50 Years Later, You Won’t Believe What Happened!

Over 50 years later, people are still curious if science can bring a frozen person back to life. Can today’s technology revive someone who has been dead for decades? Many want to know. Dr. James Hiram Bedford, a wealthy man, believed it might be possible. In hopes of living again, he had his body frozen with the plan to be revived in 2017.

Now, three years after that target date, people are asking: what happened to him?

James Hiram Bedford was a psychology professor at the University of California and a World War I veteran. He lived an exciting and adventurous life in the mid-1900s. He married twice and traveled to many places, including Africa, the Amazon rainforest, and countries like Greece, Turkey, Spain, England, Scotland, Germany, and Switzerland. He even drove along the Alcan Highway to Canada and Alaska, being one of the first to do so.

In 1967, James was diagnosed with terminal kidney cancer that had spread to his lungs. Medical treatments at the time couldn’t save him, and he had to face the reality of his situation. However, after reading The Prospect of Immortality by Dr. Robert Ettinger, which discussed freezing a body after death to possibly bring it back to life in the future, James became inspired. He chose to undergo cryonics and was frozen by Robert Nelson, who injected him with a chemical called dimethyl sulfoxide shortly after his death on January 12, 1967.

Before James, a woman in Arizona was frozen in 1966, but her preservation lasted only a few months. Experts think her body was frozen too late, leading to cell damage and the likelihood of severe brain injury if she were ever revived.

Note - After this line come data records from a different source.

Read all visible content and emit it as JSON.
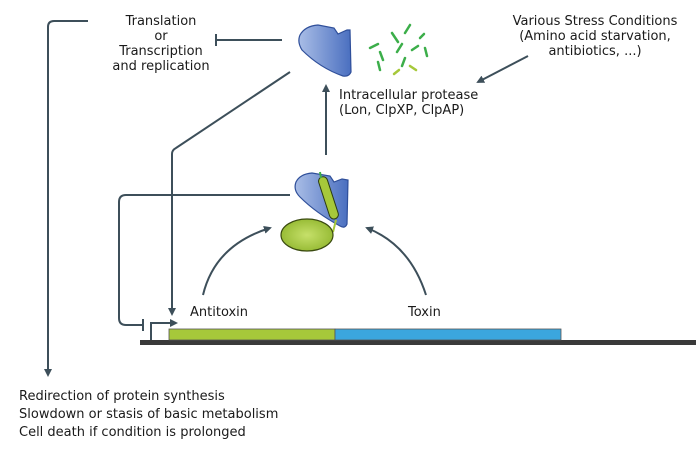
{
  "labels": {
    "translation": [
      "Translation",
      "or",
      "Transcription",
      "and replication"
    ],
    "stress": [
      "Various Stress Conditions",
      "(Amino acid starvation,",
      "antibiotics, ...)"
    ],
    "protease": [
      "Intracellular protease",
      "(Lon, ClpXP, ClpAP)"
    ],
    "antitoxin": "Antitoxin",
    "toxin": "Toxin",
    "outcomes": [
      "Redirection of protein synthesis",
      "Slowdown or stasis of basic metabolism",
      "Cell death if condition is prolonged"
    ]
  },
  "colors": {
    "toxin_protein": "#6a8fd0",
    "antitoxin_protein": "#a6c83a",
    "antitoxin_gene": "#a6c83a",
    "toxin_gene": "#3ba6de",
    "arrow": "#3d4f5a",
    "dna": "#3a3a3a"
  }
}
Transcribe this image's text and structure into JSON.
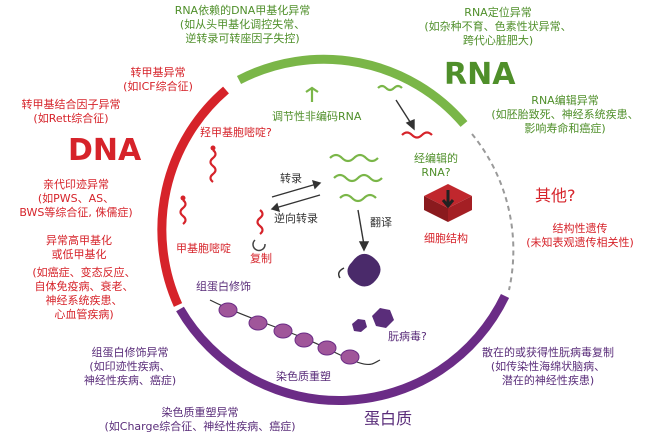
{
  "colors": {
    "dna_red": "#d6232a",
    "rna_green": "#7ab648",
    "protein_purple": "#6b2c86",
    "other_red": "#c0272d"
  },
  "sections": {
    "dna_title": "DNA",
    "rna_title": "RNA",
    "protein_title": "蛋白质",
    "other_title": "其他?"
  },
  "top_text": {
    "rna_dna_methylation": [
      "RNA依赖的DNA甲基化异常",
      "(如从头甲基化调控失常、",
      "逆转录可转座因子失控)"
    ],
    "rna_localization": [
      "RNA定位异常",
      "(如杂种不育、色素性状异常、",
      "跨代心脏肥大)"
    ]
  },
  "left_text": {
    "transmethylation": [
      "转甲基异常",
      "(如ICF综合征)"
    ],
    "methyl_binding": [
      "转甲基结合因子异常",
      "(如Rett综合征)"
    ],
    "imprinting": [
      "亲代印迹异常",
      "(如PWS、AS、",
      "BWS等综合征, 侏儒症)"
    ],
    "hyper_hypo": [
      "异常高甲基化",
      "或低甲基化"
    ],
    "hyper_hypo_examples": [
      "(如癌症、变态反应、",
      "自体免疫病、衰老、",
      "神经系统疾患、",
      "心血管疾病)"
    ]
  },
  "right_text": {
    "rna_editing": [
      "RNA编辑异常",
      "(如胚胎致死、神经系统疾患、",
      "影响寿命和癌症)"
    ],
    "structural": [
      "结构性遗传",
      "(未知表观遗传相关性)"
    ],
    "prion_disease": [
      "散在的或获得性朊病毒复制",
      "(如传染性海绵状脑病、",
      "潜在的神经性疾患)"
    ]
  },
  "bottom_text": {
    "histone_mod_abnormal": [
      "组蛋白修饰异常",
      "(如印迹性疾病、",
      "神经性疾病、癌症)"
    ],
    "chromatin_remodel_abnormal": [
      "染色质重塑异常",
      "(如Charge综合征、神经性疾病、癌症)"
    ]
  },
  "inner": {
    "ncrna": "调节性非编码RNA",
    "hydroxymethyl": "羟甲基胞嘧啶?",
    "methyl_cytosine": "甲基胞嘧啶",
    "replication": "复制",
    "transcription": "转录",
    "reverse_transcription": "逆向转录",
    "edited_rna": [
      "经编辑的",
      "RNA?"
    ],
    "translation": "翻译",
    "cell_structure": "细胞结构",
    "histone_modification": "组蛋白修饰",
    "chromatin_remodeling": "染色质重塑",
    "prion": "朊病毒?"
  }
}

James Bedford’s freezing process became widely known in January 2017, when the Daily Telegraph reported on it. According to the report, James’ last words to Robert Nelson, one of the scientists involved in his preservation, were: “I am not doing this because I think I will be revived. I am doing this in the hope that my descendants can benefit from this amazing scientific experiment.”

James set aside over $100,000 (around 2 billion VND today) to cover the costs of the freezing process. On January 12, 1967, at 73 years old, he died of a heart attack in a nursing home. To prepare his body for cryonics, Dr. Renault Able performed CPR to keep his blood circulating, then replaced all his blood with dimethyl sulfoxide, a chemical used to protect his organs. His body was frozen in liquid nitrogen at -196°C.

In 1991, 24 years later, Alcor, a cryonics company, inspected James’ body to check its condition. When they opened the metal container, they found him wrapped in a light blue sleeping bag secured with nylon straps. He was transferred to a new liquid nitrogen tank for further preservation.

Technicians reported that his body was surprisingly well-preserved. His face appeared younger than his age at death, though there were some issues. Parts of his chest and neck were discolored, there were holes in his body, and his nose and mouth emitted faint blood odors. His eyes were partially open with icy white corneas, his legs were crossed, and there were cracks in his skin. Despite these changes, the overall preservation was deemed good. The team rewrapped him in a fresh sleeping bag and returned him to the tank.

Now, over 50 years later, James remains frozen alongside 145 others, waiting for the day science might bring them back to life.